Green was a West Pointer. Born in Rhode Island May 6,1801, he entered the Military Academy in 1819 from which he was graduated in 1823 No. 2 in a class of thirty- five members. Although highly qualified for the engineers, he was assigned to the artillery. After reaching the grade of First Lieutenant he resigned in 1836 to engage in railroad engineering and kindred work. He was engaged upon the Croton water works extension just previous to the outbreak of the rebellion. Jan 18, 1862, he was made Colonel of the Sixtieth New York Volunteers and was promoted to Brigadier General April 26 following. He participated in a number of the great battles in the Eastern military theatre, and accompanied the Twelfth Corps to reinforce Rosecrans. At the battle of Wauhatchie, Oct. 28, 1863, he was severely wounded and thrown out of the service for a long while. He took part in the final operations against Gen. Joe Johnson in North Carolina.

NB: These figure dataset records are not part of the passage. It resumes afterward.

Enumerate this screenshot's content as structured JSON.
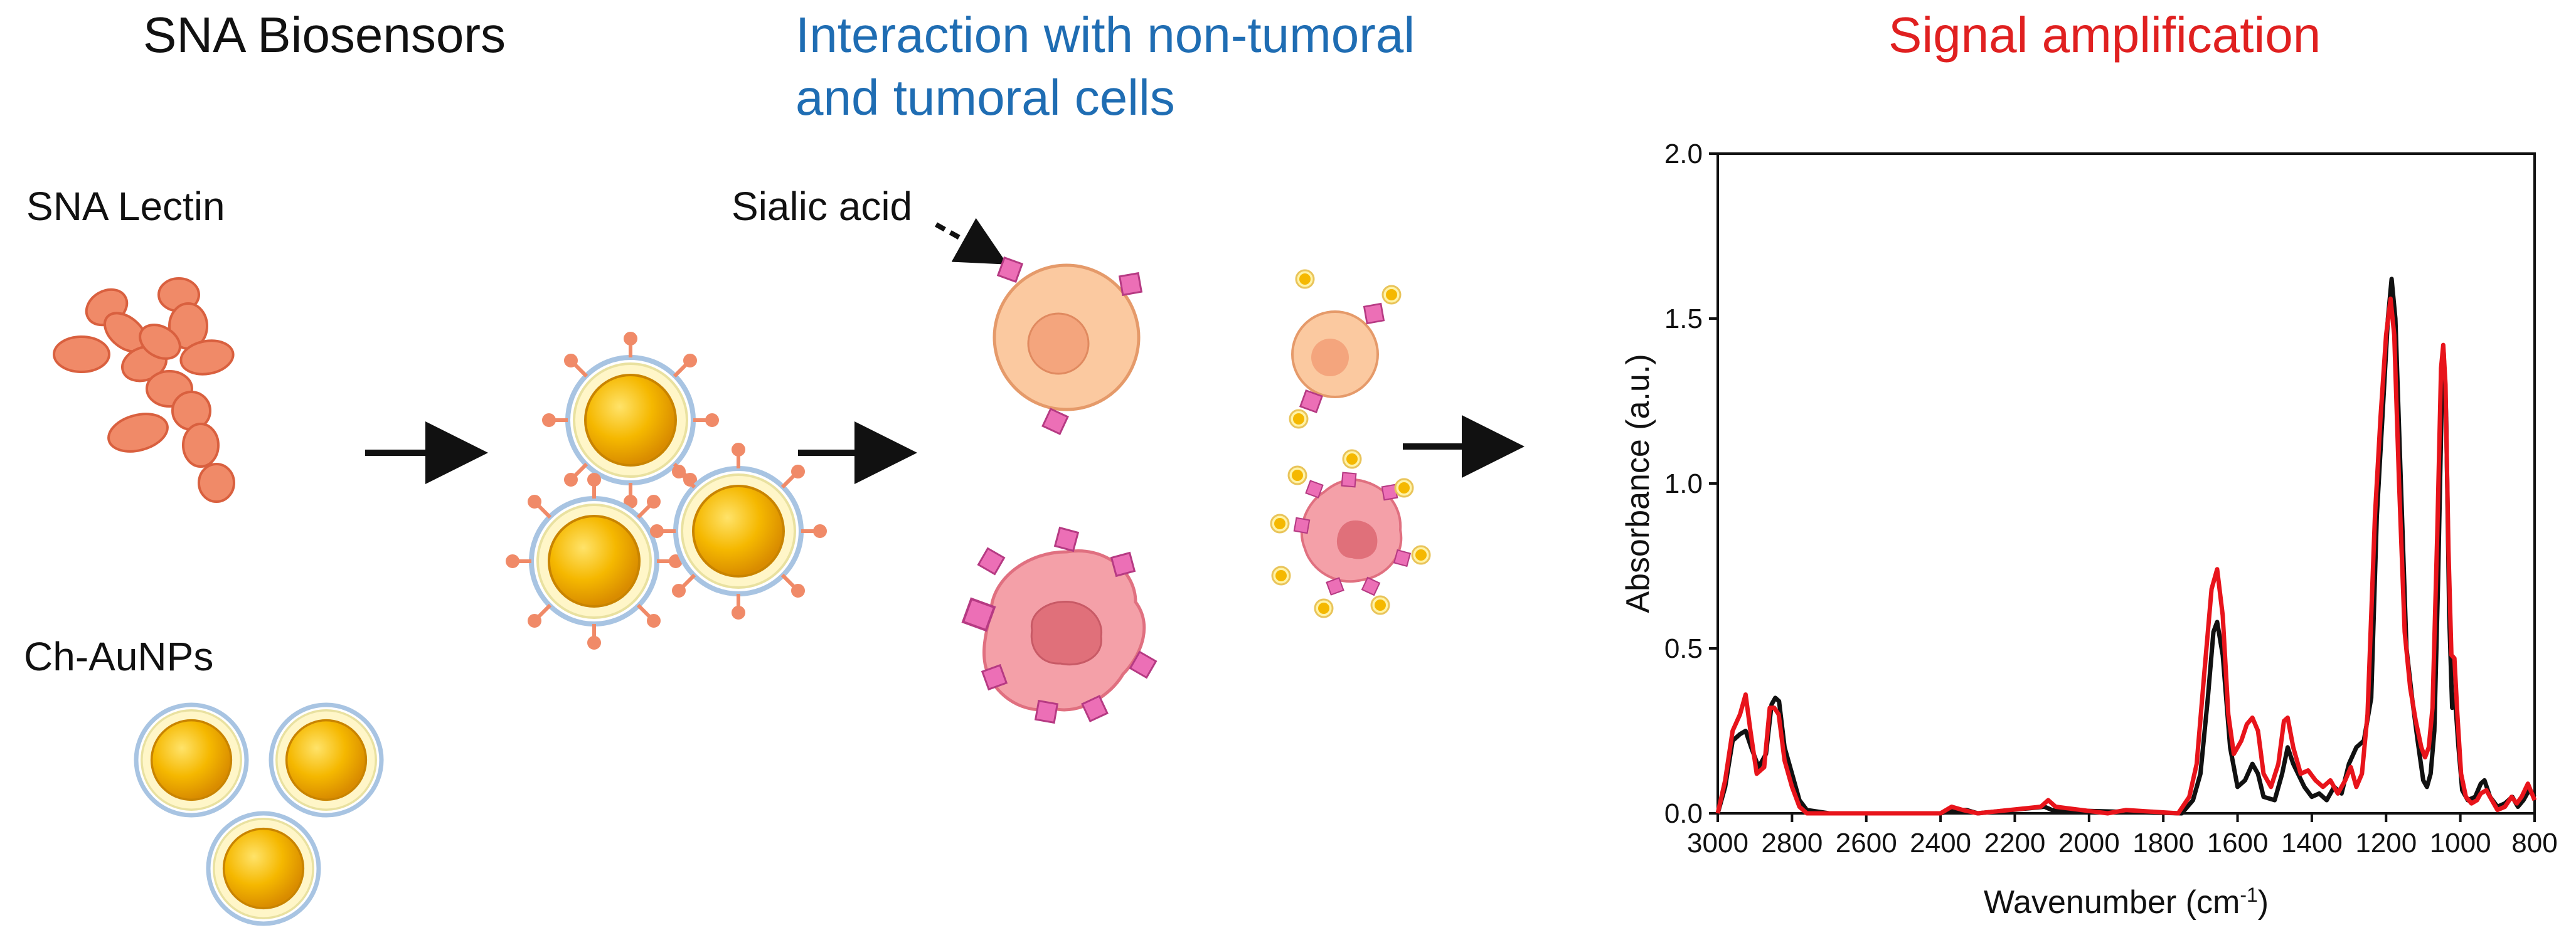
{
  "headings": {
    "biosensors": "SNA Biosensors",
    "interaction_line1": "Interaction with non-tumoral",
    "interaction_line2": "and tumoral cells",
    "amplification": "Signal amplification"
  },
  "labels": {
    "lectin": "SNA Lectin",
    "nanoparticles": "Ch-AuNPs",
    "sialic_acid": "Sialic acid"
  },
  "colors": {
    "heading_black": "#111111",
    "heading_blue": "#1f6db3",
    "heading_red": "#e02020",
    "lectin": "#f08a68",
    "gold": "#f5b800",
    "sialic": "#ec6fb6",
    "healthy_cell": "#fbc9a0",
    "tumor_cell": "#f4a0a8",
    "series_black": "#111111",
    "series_red": "#e8141b"
  },
  "chart_data": {
    "type": "line",
    "xlabel": "Wavenumber (cm⁻¹)",
    "xlabel_main": "Wavenumber ",
    "xlabel_unit": "cm",
    "xlabel_exp": "-1",
    "ylabel": "Absorbance (a.u.)",
    "xlim": [
      3000,
      800
    ],
    "ylim": [
      0,
      2.0
    ],
    "x_reversed": true,
    "xticks": [
      3000,
      2800,
      2600,
      2400,
      2200,
      2000,
      1800,
      1600,
      1400,
      1200,
      1000,
      800
    ],
    "yticks": [
      "0.0",
      "0.5",
      "1.0",
      "1.5",
      "2.0"
    ],
    "grid": false,
    "series": [
      {
        "color": "#111111",
        "points": [
          [
            3000,
            0.0
          ],
          [
            2980,
            0.08
          ],
          [
            2960,
            0.22
          ],
          [
            2940,
            0.24
          ],
          [
            2925,
            0.25
          ],
          [
            2910,
            0.2
          ],
          [
            2890,
            0.14
          ],
          [
            2870,
            0.18
          ],
          [
            2855,
            0.33
          ],
          [
            2845,
            0.35
          ],
          [
            2835,
            0.34
          ],
          [
            2820,
            0.2
          ],
          [
            2800,
            0.12
          ],
          [
            2780,
            0.04
          ],
          [
            2760,
            0.01
          ],
          [
            2700,
            0.0
          ],
          [
            2400,
            0.0
          ],
          [
            2360,
            0.01
          ],
          [
            2330,
            0.01
          ],
          [
            2300,
            0.0
          ],
          [
            2120,
            0.02
          ],
          [
            2100,
            0.01
          ],
          [
            1750,
            0.0
          ],
          [
            1720,
            0.04
          ],
          [
            1700,
            0.12
          ],
          [
            1680,
            0.35
          ],
          [
            1665,
            0.55
          ],
          [
            1655,
            0.58
          ],
          [
            1640,
            0.48
          ],
          [
            1620,
            0.2
          ],
          [
            1600,
            0.08
          ],
          [
            1580,
            0.1
          ],
          [
            1560,
            0.15
          ],
          [
            1545,
            0.12
          ],
          [
            1530,
            0.05
          ],
          [
            1500,
            0.04
          ],
          [
            1480,
            0.12
          ],
          [
            1465,
            0.2
          ],
          [
            1450,
            0.15
          ],
          [
            1420,
            0.08
          ],
          [
            1400,
            0.05
          ],
          [
            1380,
            0.06
          ],
          [
            1360,
            0.04
          ],
          [
            1340,
            0.08
          ],
          [
            1320,
            0.06
          ],
          [
            1300,
            0.15
          ],
          [
            1280,
            0.2
          ],
          [
            1260,
            0.22
          ],
          [
            1240,
            0.35
          ],
          [
            1225,
            0.9
          ],
          [
            1210,
            1.2
          ],
          [
            1195,
            1.5
          ],
          [
            1185,
            1.62
          ],
          [
            1175,
            1.5
          ],
          [
            1160,
            1.0
          ],
          [
            1145,
            0.5
          ],
          [
            1130,
            0.35
          ],
          [
            1115,
            0.22
          ],
          [
            1100,
            0.1
          ],
          [
            1090,
            0.08
          ],
          [
            1080,
            0.12
          ],
          [
            1070,
            0.25
          ],
          [
            1060,
            0.7
          ],
          [
            1050,
            1.25
          ],
          [
            1045,
            1.4
          ],
          [
            1038,
            1.2
          ],
          [
            1030,
            0.6
          ],
          [
            1022,
            0.32
          ],
          [
            1015,
            0.36
          ],
          [
            1005,
            0.2
          ],
          [
            995,
            0.07
          ],
          [
            980,
            0.04
          ],
          [
            960,
            0.05
          ],
          [
            945,
            0.09
          ],
          [
            935,
            0.1
          ],
          [
            920,
            0.05
          ],
          [
            900,
            0.02
          ],
          [
            880,
            0.03
          ],
          [
            860,
            0.05
          ],
          [
            845,
            0.02
          ],
          [
            830,
            0.04
          ],
          [
            815,
            0.07
          ],
          [
            800,
            0.05
          ]
        ]
      },
      {
        "color": "#e8141b",
        "points": [
          [
            3000,
            0.0
          ],
          [
            2980,
            0.1
          ],
          [
            2960,
            0.25
          ],
          [
            2940,
            0.3
          ],
          [
            2925,
            0.36
          ],
          [
            2912,
            0.25
          ],
          [
            2895,
            0.12
          ],
          [
            2875,
            0.14
          ],
          [
            2860,
            0.32
          ],
          [
            2848,
            0.32
          ],
          [
            2836,
            0.3
          ],
          [
            2820,
            0.16
          ],
          [
            2800,
            0.08
          ],
          [
            2780,
            0.02
          ],
          [
            2760,
            0.0
          ],
          [
            2400,
            0.0
          ],
          [
            2370,
            0.02
          ],
          [
            2340,
            0.01
          ],
          [
            2300,
            0.0
          ],
          [
            2130,
            0.02
          ],
          [
            2110,
            0.04
          ],
          [
            2090,
            0.02
          ],
          [
            1950,
            0.0
          ],
          [
            1900,
            0.01
          ],
          [
            1760,
            0.0
          ],
          [
            1730,
            0.05
          ],
          [
            1710,
            0.15
          ],
          [
            1690,
            0.42
          ],
          [
            1670,
            0.68
          ],
          [
            1655,
            0.74
          ],
          [
            1640,
            0.6
          ],
          [
            1625,
            0.3
          ],
          [
            1610,
            0.18
          ],
          [
            1590,
            0.22
          ],
          [
            1575,
            0.27
          ],
          [
            1560,
            0.29
          ],
          [
            1545,
            0.25
          ],
          [
            1530,
            0.12
          ],
          [
            1510,
            0.08
          ],
          [
            1490,
            0.15
          ],
          [
            1475,
            0.28
          ],
          [
            1465,
            0.29
          ],
          [
            1450,
            0.2
          ],
          [
            1430,
            0.12
          ],
          [
            1410,
            0.13
          ],
          [
            1390,
            0.1
          ],
          [
            1370,
            0.08
          ],
          [
            1350,
            0.1
          ],
          [
            1330,
            0.06
          ],
          [
            1310,
            0.1
          ],
          [
            1295,
            0.14
          ],
          [
            1280,
            0.08
          ],
          [
            1265,
            0.12
          ],
          [
            1250,
            0.3
          ],
          [
            1230,
            0.9
          ],
          [
            1215,
            1.2
          ],
          [
            1200,
            1.45
          ],
          [
            1188,
            1.56
          ],
          [
            1178,
            1.45
          ],
          [
            1165,
            1.0
          ],
          [
            1150,
            0.55
          ],
          [
            1135,
            0.38
          ],
          [
            1120,
            0.28
          ],
          [
            1105,
            0.2
          ],
          [
            1095,
            0.17
          ],
          [
            1085,
            0.2
          ],
          [
            1075,
            0.32
          ],
          [
            1062,
            0.85
          ],
          [
            1052,
            1.35
          ],
          [
            1046,
            1.42
          ],
          [
            1040,
            1.3
          ],
          [
            1032,
            0.8
          ],
          [
            1024,
            0.48
          ],
          [
            1016,
            0.47
          ],
          [
            1008,
            0.3
          ],
          [
            998,
            0.12
          ],
          [
            985,
            0.05
          ],
          [
            970,
            0.03
          ],
          [
            955,
            0.04
          ],
          [
            945,
            0.06
          ],
          [
            930,
            0.07
          ],
          [
            915,
            0.04
          ],
          [
            900,
            0.01
          ],
          [
            880,
            0.02
          ],
          [
            862,
            0.05
          ],
          [
            848,
            0.03
          ],
          [
            835,
            0.05
          ],
          [
            818,
            0.09
          ],
          [
            800,
            0.04
          ]
        ]
      }
    ]
  }
}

Mustered out April 30, 1866, Gen. Greene resumed his connection with the Croton water works, and subsequently at different times engaged in engineering duties of every description in various parts of the country, but mainly in New York city and vicinity. His active life ceased about twenty years ago. In 1894, under a special act of Congress, he was made a First Lieutenant of artillery, the rank he had held when he resigned nearly sixty years before, and was retired; so he died an officer of the army.